O plenário aprovou Projeto de Lei 7024/06, que tipifica o crime de entrada com aparelho de telefone celular ou similares em prisões sem autorização legal. A proposta muda o Código Penal (Decreto-Lei 2848/40) e segue para análise do Senado. O projeto estipula pena de reclusão de três meses a um ano.
 
Monitoramento eletrônico
 
Aprovado Projeto de Lei 1288/07, do Senado, que prevê a utilização de tornozeleiras eletrônicas para monitorar os detentos que cumprem pena em regime semi-aberto ou são beneficiados pelo chamado "saidão", autorização para que o preso possa deixar a prisão no fim de semana e feriados.
 
Apresentação de provas
 
O plenário aprovou oito das dez emendas do Senado ao Projeto de Lei 4205/01, do Executivo. O texto muda o Código de Processo Penal (Decreto-Lei 3689/41) para aperfeiçoar as exigências legais quanto às provas apresentadas nos processos. Uma das mudanças acatadas determina o envio antecipado de dúvidas que podem ser requeridas dos peritos durante o andamento do processo judicial. As partes envolvidas deverão encaminhar as dúvidas com dez dias de antecedência, e a perícia poderá respondê-las em laudo complementar. A matéria vai à sanção presidencial.
 
Em relação aos motivos para o juiz absolver o réu, o Senado inclui o caso de erro do autor sobre a ilicitude do fato, mesmo conhecendo a lei. Outros motivos que implicam absolvição são quando o agente pratica o fato em estado de necessidade ou em legítima defesa.
 
A proposta estabelece ainda que o réu e as testemunhas de acusação e de defesa serão ouvidos pelo juiz em uma única audiência.
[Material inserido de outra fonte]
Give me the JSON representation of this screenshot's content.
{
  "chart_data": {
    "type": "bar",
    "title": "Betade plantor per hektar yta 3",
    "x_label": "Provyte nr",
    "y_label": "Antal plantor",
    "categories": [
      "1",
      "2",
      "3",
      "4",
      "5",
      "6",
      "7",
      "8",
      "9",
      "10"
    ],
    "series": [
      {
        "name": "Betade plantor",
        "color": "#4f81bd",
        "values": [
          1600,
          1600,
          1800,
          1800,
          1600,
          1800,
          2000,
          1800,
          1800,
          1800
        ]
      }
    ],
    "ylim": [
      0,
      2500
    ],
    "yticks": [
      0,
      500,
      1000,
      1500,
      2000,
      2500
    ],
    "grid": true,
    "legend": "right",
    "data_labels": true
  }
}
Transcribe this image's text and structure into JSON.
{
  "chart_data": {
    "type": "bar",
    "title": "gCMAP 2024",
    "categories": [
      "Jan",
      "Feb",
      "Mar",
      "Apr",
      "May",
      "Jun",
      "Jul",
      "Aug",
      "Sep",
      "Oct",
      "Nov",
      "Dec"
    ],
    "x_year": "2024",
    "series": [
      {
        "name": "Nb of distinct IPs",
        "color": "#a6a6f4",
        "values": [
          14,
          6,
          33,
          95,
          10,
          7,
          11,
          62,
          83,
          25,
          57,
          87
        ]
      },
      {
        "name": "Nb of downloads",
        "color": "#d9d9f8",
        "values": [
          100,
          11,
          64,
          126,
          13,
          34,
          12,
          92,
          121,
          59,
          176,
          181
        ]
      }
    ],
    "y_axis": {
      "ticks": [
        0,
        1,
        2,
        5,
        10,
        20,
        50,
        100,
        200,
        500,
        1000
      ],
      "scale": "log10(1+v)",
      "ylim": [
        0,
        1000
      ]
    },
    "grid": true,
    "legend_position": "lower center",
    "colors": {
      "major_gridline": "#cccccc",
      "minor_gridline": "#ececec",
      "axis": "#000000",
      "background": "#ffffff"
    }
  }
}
Uma inovação é que as perguntas poderão ser feitas diretamente às testemunhas - hoje elas são feitas ao juiz, que deve traduzi-las ao depoente. O projeto resguarda ao juiz o direito de indeferir perguntas que julgar impróprias.
 
Seqüestro de bens
 
O Projeto de Lei 7226/06, do Senado, aprovado, garante a extensão do seqüestro de bens imóveis do indiciado ou acusado aos bens que tenham sido registrados em nome de terceiros, ou que estejam misturados com o patrimônio legalmente constituído. A medida, acatada na forma do substitutivo da CCJ, facilita a recuperação do patrimônio público nos casos de desvio de recursos. A matéria volta ao Senado, já que sofreu mudanças.
 
Além dos imóveis, o seqüestro também pode recair sobre bens, direitos e valores registrados diretamente em nome de terceiros ou convertidos em ativos lícitos. A ação da Justiça deve abranger até o valor do produto, dos rendimentos e dos prejuízos causados com a prática do crime, cabendo nas hipóteses de seqüestro, arresto e hipoteca legal.